What is Auckland like? It is a harbour city with the Sky Tower in the middle which came in very handy to orientate myself while cycling through town all day long. New Zealand apparently has the best boat builders of the world and it shouldn't come as a surprise when you see all the luxurious yaughts. The harbour brigde connects 2 sides of the city each on different parts of the ocean. Its lanes can be moved so that in rush hour 5 lanes are available for traffic either in the morning or in the evening. Pretty impressive. The place we are staying is called Point Chevalier and is apparently not the rich side of town although I would beg to differ. In an attempt to find out more about Maori culture I cycled my way up the mountains to the Auckland Museum. It is huge and it is situated in the middle of a giant green lawn. It displays very beautiful art and crafts and war stuff. For more information on Maori culture I suggest you run to your local videostore and pick up Whale Rider. One of my favorite movies.

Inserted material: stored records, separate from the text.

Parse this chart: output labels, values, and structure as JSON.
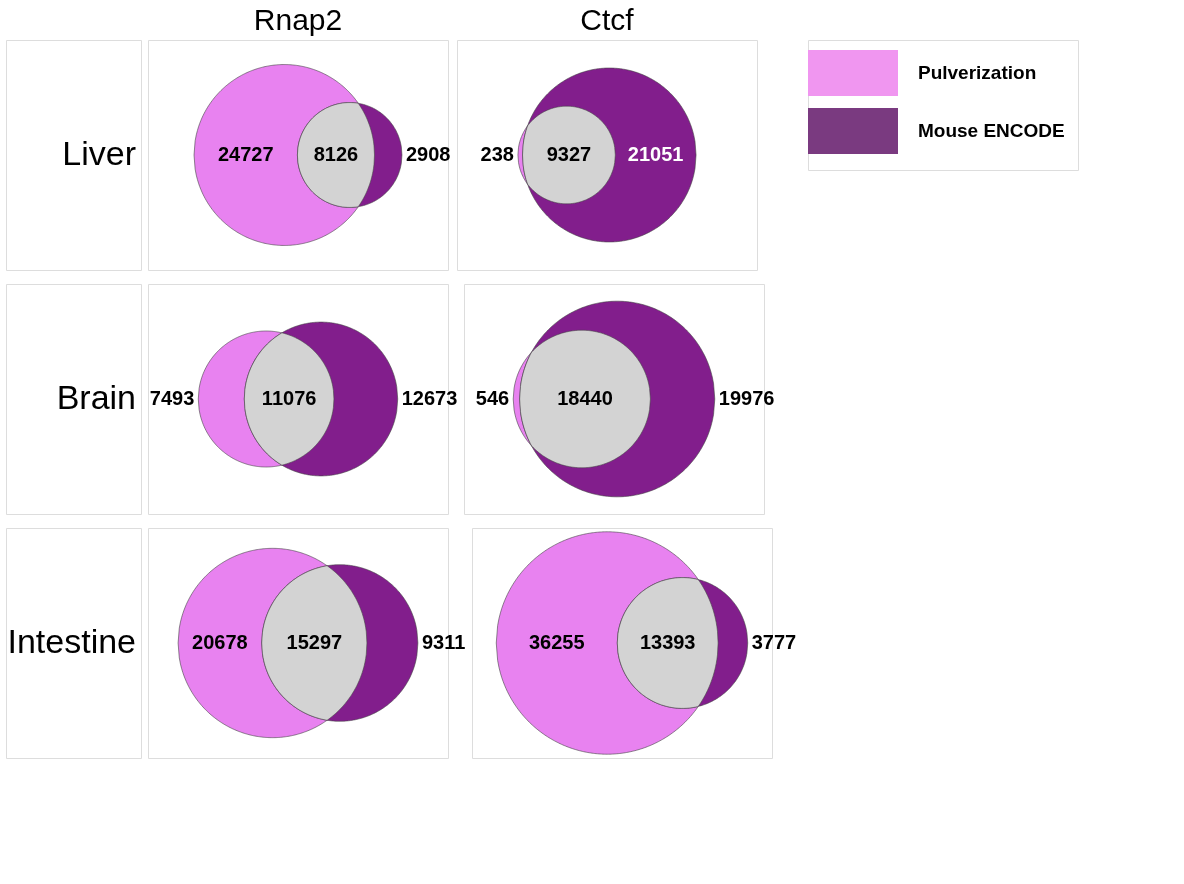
{
  "chart_data": [
    {
      "type": "other",
      "title": "Rnap2",
      "ylabel": "Liver",
      "data_labels": true,
      "categories": [
        null,
        null,
        null
      ],
      "values": [
        24727,
        8126,
        2908
      ],
      "colors": [
        "#e882f0",
        "#d3d3d3",
        "#821e8c"
      ]
    },
    {
      "type": "other",
      "title": "Ctcf",
      "data_labels": true,
      "categories": [
        null,
        null,
        null
      ],
      "values": [
        238,
        9327,
        21051
      ],
      "colors": [
        "#e882f0",
        "#d3d3d3",
        "#821e8c"
      ]
    },
    {
      "type": "other",
      "ylabel": "Brain",
      "data_labels": true,
      "categories": [
        null,
        null,
        null
      ],
      "values": [
        7493,
        11076,
        12673
      ],
      "colors": [
        "#e882f0",
        "#d3d3d3",
        "#821e8c"
      ]
    },
    {
      "type": "other",
      "data_labels": true,
      "categories": [
        null,
        null,
        null
      ],
      "values": [
        546,
        18440,
        19976
      ],
      "colors": [
        "#e882f0",
        "#d3d3d3",
        "#821e8c"
      ]
    },
    {
      "type": "other",
      "ylabel": "Intestine",
      "data_labels": true,
      "categories": [
        null,
        null,
        null
      ],
      "values": [
        20678,
        15297,
        9311
      ],
      "colors": [
        "#e882f0",
        "#d3d3d3",
        "#821e8c"
      ]
    },
    {
      "type": "other",
      "data_labels": true,
      "categories": [
        null,
        null,
        null
      ],
      "values": [
        36255,
        13393,
        3777
      ],
      "colors": [
        "#e882f0",
        "#d3d3d3",
        "#821e8c"
      ]
    },
    {
      "type": "other",
      "categories": [
        "Pulverization",
        "Mouse ENCODE"
      ],
      "colors": [
        "#f096f0",
        "#7a3a80"
      ]
    }
  ]
}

But that has been all today. In the past week Andrea, Maree and Vin took me out to lie on the beaches of the Coromandel Peninsula. It is densly forested and mountainous. The beaches are simply wonderful and many sports can be practiced here like surfing, kayaking and boogie boarding. Don't pronounce the boogie word too long as Brits do but do it more quickly, otherwise you are doing something disgusting....
Not a lot of pics here but I can tell you that Cathedral Cove, a rock formation forming a tunnel alongside the beach was very nice. Later that day a giant fire which we watched from the beach front and which looked like a stream of lava coming down the hill destroyed a part of nature people had been trying to preserve and build up for the last 20 years. Very spectacular. Other spectacular things at the same moment but ignored by many people that night was a full moon lighting up the sea and its many little islands.

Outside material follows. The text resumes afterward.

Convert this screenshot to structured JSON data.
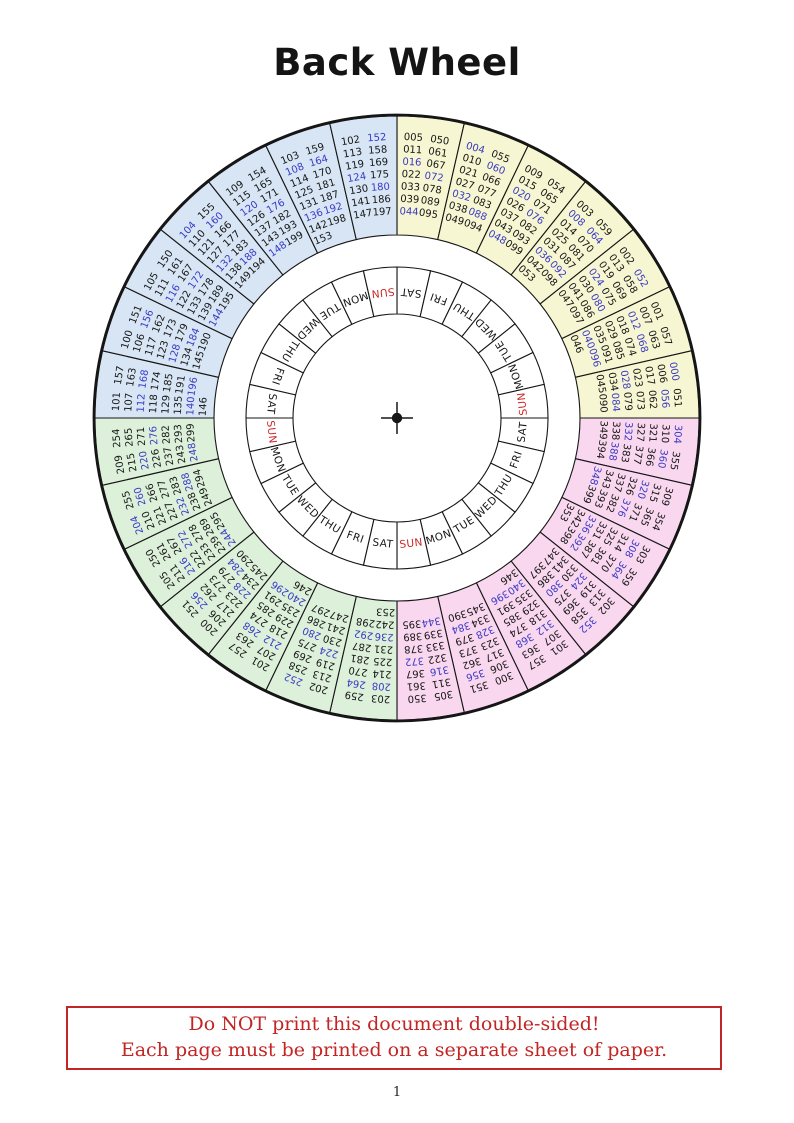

Then a couple of days later we found ourselves in the company of friends of Andi at Mt Maunganui. The beaches are full of outdoor people who have the most fantastic bodies.... Going up to the top of the Mount about 232m high you get spectacular views of the surrounding area.
Yet..... I hope to see more spectacular views next week on the South Island where I'll hopefully climb a gletsjer.
Happy New Year to everybody and may the stars be with you.... euh. Kiwi-girl.